Mi dirigo verso Borca di Cadore portando con me alcune mappe ed un’articolata immagine mentale costruita sulle informazioni di carattere storico assimilate recentemente.
La mia prima esplorazione dell’ex Villaggio Eni avviene qualche mese dopo la tempesta Vaia, quando i suoi effetti si stanno sedimentando e rivelano un territorio tutt’altro che al suo grado zero, bensì sorprendentemente intatto, coeso.
Oltre agli operai, ho l’impressione che tutto sia in movimento, i primi cenni del cambio cromatico stagionale, sottilissimi, sulla flora, le nubi che vagano tra la valle e le cime, sovvertono la staticità da cartolina del paesaggio dolomitico, ma è un processo quasi inverso a quello entropico, che muove verso il miglioramento. Penso alla partita 3 di Bobby Fischer vs Spassky 1972: la svolta.
Mentre giro per i corridoi e le rampe all’interno della colonia respiro intelligenza e metodo.
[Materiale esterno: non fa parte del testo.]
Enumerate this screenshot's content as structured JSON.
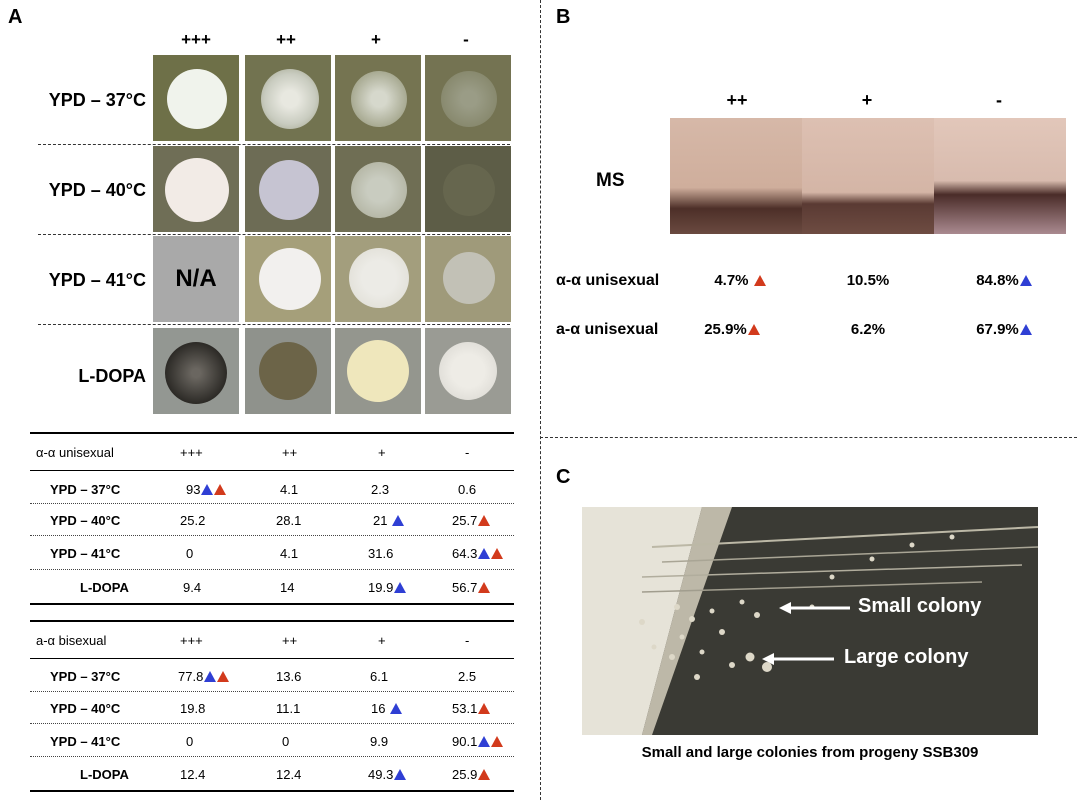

Cerco di mantenere un approccio analitico, quando avverto presto una forte perdita di orientamento: la realtà si sovrappone alle cartografie e al piano urbanistico facendo vacillare il mio equilibrio, provocando un dissesto che rende calcoli e misure parole meramente astratte. Dev’essere l’altitudine, penso.
Esco fuori e osservo le cassette vuote che contenevano gli idranti, le stesse che dentro la struttura spuntano come picchetti segnavia, comincio a visualizzare il percorso idrico, poi quello elettrico, ritrovo una chiarezza ed una spontaneità (nella quale si cela una sapienza meticolosa) da parte di Gellner e non riesco più a discernere il monte dal villaggio; o meglio non riesco ad immaginare come potesse esistere la montagna prima del villaggio. Sui pendii e sulle curve del terreno non c’è una griglia blu, ma strati e livelli. La colonia mi pare essere cresciuta come è effittivamente cresciuto insieme ad essa il bosco che la circonda. Qui, tempo geologico e tempo storico si fondono.
Il secondo giorno, al mattino, la familiarità con lo spazio si manifesta in alcuni strani automatismi del passo e dello sguardo, che mi permettono di distinguere tra macro e micro. Nonostante la pioggia e l’onnipresenza della frana, l’ambiente non è più ostile e si appresta ad essere scrutato e vissuto. In qualche modo credo che questa grande opera sia stata concepita nei termini di prevenzione del fallimento, per questo destinata ad incontrare e ad ospitare ancora nuove visioni, estendendo i margini di due grandi poli: esaurimento e compiutezza.
Questo luogo ha conservato, a mio parere, il concetto di energia sin dai tempi di Mattei, e non poteva che divenire (s)oggetto di trasformazioni, in cui convergono tutte le scienze.